Le rivelazioni

Delitto di Janira, quelle ricerche su “come uccidere” fatte sul telefonino: Alamia si contraddice in aula

L'omicida spiega: "Non volevo fare del male a lei, ma ho pensato di farlo al mio rivale in amore" e poi aggiunge: "Provo tristezza, mi sento un mostro"

Savona. Pochi giorni prima di uccidere l’ex fidanzata Janira D’Amato, nella notte tra il 4 e il 5 aprile del 2017, dopo aver parlato al telefono con lei (secondo gli inquirenti lei in quell’occasione gli aveva ribadito la fine della loro relazione), Alessio Alamia aveva inserito sul motore di ricerca del browser di navigazione del suo smartphone le frasi “uccidere persone” e “come uccidere una persona senza lasciare traccia”. Un comportamento del quale, oggi, è stato chiesto conto all’imputato nella sua lunghissima deposizione (iniziata in mattinata e terminata soltanto nel pomeriggio).

Su questo argomento Alamia si è più volte contraddetto: rispondendo al pm Elisa Milocco, sulle prime, ha detto di ricordare di aver fatto quella ricerca, ma non il motivo (“non lo ricordo”). Dopo, quando la stessa domanda gli è stata fatta dal suo legale, l’avvocato Laura Razetto, ha cambiato versione: “L’ho fatto perché pensavo di farmi del male” ha detto, ma quando il giudice gli ha fatto notare che sarebbe stato inutile capire come non lasciare traccia dopo un suicidio, ecco che il ragazzo ha dato un’altra spiegazione. “Ho cercato quelle cose perché avevo il sospetto che Janira vedesse un altro, allora ho pensato di uccidere il mio rivale”.

Di una cosa l’omicida, però, è certo: “Quella ricerca non era fatta per fare del male a lei” ha ripetuto con fermezza (un elemento che, secondo la difesa, quindi, smonterebbe la tesi della premeditazione).

Tornando a quel maledetto 7 aprile 2017, Alamia ha ribadito diverse volte che la sua intenzione era quella di ridare a Janira alcuni effetti personali e di poterla riconquistare. Sui momenti precedenti all’aggressione ha aggiunto: “Il coltello prima me lo ero puntato al cuore. Lei mi aveva detto ‘non farlo… posalo’. Allora l’ho messo per terra e abbiamo discusso ancora, poi l’ho ripreso per l’omicidio”.

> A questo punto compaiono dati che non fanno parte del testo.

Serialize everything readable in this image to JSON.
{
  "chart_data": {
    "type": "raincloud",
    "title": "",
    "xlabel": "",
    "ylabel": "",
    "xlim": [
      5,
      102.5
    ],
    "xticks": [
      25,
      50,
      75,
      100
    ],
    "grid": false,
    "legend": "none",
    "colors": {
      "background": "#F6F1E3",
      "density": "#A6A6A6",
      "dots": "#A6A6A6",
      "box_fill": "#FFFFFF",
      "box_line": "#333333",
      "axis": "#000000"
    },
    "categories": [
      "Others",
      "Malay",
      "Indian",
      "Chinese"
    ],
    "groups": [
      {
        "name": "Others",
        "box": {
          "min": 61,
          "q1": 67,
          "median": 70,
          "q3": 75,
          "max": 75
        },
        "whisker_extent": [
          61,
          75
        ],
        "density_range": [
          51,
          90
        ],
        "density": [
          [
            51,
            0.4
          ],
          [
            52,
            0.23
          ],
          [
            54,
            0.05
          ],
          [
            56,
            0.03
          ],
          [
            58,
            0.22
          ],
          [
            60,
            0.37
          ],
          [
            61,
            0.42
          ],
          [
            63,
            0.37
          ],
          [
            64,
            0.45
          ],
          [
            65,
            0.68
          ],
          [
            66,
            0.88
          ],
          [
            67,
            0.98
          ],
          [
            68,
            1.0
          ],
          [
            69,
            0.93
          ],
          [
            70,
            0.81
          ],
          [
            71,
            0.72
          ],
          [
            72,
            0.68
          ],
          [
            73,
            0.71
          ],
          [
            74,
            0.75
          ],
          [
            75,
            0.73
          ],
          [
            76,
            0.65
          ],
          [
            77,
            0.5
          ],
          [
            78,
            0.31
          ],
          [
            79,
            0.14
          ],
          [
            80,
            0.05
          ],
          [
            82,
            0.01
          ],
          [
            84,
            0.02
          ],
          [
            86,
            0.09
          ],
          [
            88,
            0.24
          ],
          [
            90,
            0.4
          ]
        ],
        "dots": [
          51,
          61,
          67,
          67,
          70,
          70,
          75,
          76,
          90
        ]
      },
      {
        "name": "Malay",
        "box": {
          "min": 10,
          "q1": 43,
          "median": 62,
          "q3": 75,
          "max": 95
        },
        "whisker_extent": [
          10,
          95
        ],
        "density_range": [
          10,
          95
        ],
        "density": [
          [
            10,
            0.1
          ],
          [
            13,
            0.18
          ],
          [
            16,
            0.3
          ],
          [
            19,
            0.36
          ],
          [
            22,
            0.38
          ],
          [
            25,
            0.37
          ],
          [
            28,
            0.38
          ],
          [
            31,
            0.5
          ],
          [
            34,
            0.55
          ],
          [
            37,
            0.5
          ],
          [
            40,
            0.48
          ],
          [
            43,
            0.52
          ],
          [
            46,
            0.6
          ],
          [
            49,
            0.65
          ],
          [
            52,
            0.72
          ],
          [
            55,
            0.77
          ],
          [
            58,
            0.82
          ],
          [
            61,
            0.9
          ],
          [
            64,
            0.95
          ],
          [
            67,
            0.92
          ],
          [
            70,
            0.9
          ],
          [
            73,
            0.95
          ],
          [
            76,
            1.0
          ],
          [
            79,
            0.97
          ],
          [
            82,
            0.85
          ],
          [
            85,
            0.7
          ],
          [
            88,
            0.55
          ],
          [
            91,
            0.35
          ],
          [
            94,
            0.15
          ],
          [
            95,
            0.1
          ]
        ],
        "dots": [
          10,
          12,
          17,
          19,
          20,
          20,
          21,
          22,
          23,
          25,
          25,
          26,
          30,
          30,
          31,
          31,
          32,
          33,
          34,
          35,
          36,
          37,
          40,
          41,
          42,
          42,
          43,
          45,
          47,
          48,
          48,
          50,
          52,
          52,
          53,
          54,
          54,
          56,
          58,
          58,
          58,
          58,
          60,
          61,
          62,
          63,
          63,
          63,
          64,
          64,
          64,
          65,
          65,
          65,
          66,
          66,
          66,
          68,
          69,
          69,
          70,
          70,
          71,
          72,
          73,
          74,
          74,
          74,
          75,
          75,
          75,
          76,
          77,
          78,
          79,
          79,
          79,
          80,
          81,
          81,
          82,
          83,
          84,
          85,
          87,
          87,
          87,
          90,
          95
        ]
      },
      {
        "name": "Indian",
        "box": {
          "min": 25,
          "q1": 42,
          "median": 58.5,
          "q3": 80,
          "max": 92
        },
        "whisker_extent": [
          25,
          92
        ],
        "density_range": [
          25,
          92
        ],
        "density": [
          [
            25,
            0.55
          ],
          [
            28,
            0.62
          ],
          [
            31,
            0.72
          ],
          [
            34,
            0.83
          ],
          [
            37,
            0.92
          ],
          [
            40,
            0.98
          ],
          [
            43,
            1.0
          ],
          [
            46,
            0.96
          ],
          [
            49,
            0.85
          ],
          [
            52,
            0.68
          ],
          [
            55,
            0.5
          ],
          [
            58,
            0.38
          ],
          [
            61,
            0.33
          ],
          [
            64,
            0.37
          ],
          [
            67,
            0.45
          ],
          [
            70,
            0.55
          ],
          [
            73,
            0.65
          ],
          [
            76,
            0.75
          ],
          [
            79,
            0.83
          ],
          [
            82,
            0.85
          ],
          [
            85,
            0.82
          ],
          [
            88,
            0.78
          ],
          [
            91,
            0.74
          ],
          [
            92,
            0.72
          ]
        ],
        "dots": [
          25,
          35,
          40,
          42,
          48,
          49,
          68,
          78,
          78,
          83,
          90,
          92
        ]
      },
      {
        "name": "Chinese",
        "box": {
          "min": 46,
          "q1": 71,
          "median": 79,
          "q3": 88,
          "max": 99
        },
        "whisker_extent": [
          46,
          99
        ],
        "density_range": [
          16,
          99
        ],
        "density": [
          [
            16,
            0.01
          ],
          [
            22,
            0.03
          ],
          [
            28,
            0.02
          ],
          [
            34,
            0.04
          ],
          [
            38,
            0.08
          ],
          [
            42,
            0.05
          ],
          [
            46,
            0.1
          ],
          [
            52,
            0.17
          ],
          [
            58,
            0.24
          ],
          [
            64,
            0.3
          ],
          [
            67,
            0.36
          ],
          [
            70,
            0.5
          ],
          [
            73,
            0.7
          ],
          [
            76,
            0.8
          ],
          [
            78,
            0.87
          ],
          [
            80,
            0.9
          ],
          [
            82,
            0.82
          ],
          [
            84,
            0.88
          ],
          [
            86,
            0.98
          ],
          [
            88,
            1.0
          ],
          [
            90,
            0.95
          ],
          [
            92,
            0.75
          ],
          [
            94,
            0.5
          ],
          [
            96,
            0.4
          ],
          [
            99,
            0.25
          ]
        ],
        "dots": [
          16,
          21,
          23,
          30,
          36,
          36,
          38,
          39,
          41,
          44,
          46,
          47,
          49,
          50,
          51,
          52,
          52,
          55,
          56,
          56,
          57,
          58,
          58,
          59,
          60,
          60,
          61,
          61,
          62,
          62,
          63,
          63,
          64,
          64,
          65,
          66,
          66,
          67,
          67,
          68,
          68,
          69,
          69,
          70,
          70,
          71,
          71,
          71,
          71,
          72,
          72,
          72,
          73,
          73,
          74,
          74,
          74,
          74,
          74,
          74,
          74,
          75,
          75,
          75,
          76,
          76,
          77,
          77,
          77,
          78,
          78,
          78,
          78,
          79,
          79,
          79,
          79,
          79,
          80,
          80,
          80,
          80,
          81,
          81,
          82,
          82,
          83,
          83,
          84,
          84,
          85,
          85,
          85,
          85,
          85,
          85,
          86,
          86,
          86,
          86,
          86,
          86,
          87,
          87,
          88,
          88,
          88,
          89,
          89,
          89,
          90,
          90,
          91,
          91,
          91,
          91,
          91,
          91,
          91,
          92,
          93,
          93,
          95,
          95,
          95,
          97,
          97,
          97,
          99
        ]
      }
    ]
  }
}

Nella sua deposizione, oltre a ricordare la sua vita prima del delitto, l’imputato ha parlato anche di quello che gli è successo dopo, quando è finito in carcere: “All’inizio sostenevo che Janira non era morta. Non ci credevo a quello che avevo fatto… poi col passare dei mesi ho guardato la realtà in faccia e mi sono reso conto che lei non ci sarà mai più. Ho capito quello che avevo fatto”.

“Oggi cosa provo? Tristezza, mi sento un mostro e sono pronto a pagare per quello che ho fatto. So che è una cosa ingiustificabile” ha concluso Alamia prima di tornare a sedersi accanto al suo avvocato.

Il video INTEGRALE della deposizione

Dopo di lui in aula sono state ascoltate anche la zia e la madre di Alamia. La prima ha parlato del nipote come di un ragazzo tranquillo e mai violento, anzi vittima a sua volta di episodi di bullismo a scuola. Un rapporto, il loro, terminato bruscamente con l’omicidio: “Un gesto così non lo posso perdonare. Non voglio più avere niente a che fare con lui”.

La mamma, invece, ha parlato dei suoi rapporti con Janira (“Erano buoni, ci andavo d’accordo ed abbiamo discusso solo quando mi hanno accusato di averle preso dei soldi”) e col figlio. La donna ha poi confermato di aver incontrato Alessio subito dopo il delitto a Loano: “Mi sembrava tranquillo e non era agitato. Gli ho comprato un tè freddo. Poi mi ha chiesto scusa perché avevamo litigato e mi ha domandato ‘Mamma qualunque cosa succeda mi vuoi sempre bene?’ Io gli ho risposto di sì e poi gli ho chiesto se fosse successo qualcosa. Lui mi ha detto che era tutto a posto e che andava dalla nonna'”.

Il processo continuerà a dicembre con l’audizione degli ultimi testimoni della difesa e di uno della parte civile, mentre la discussione e la sentenza dovrebbero arrivare a gennaio.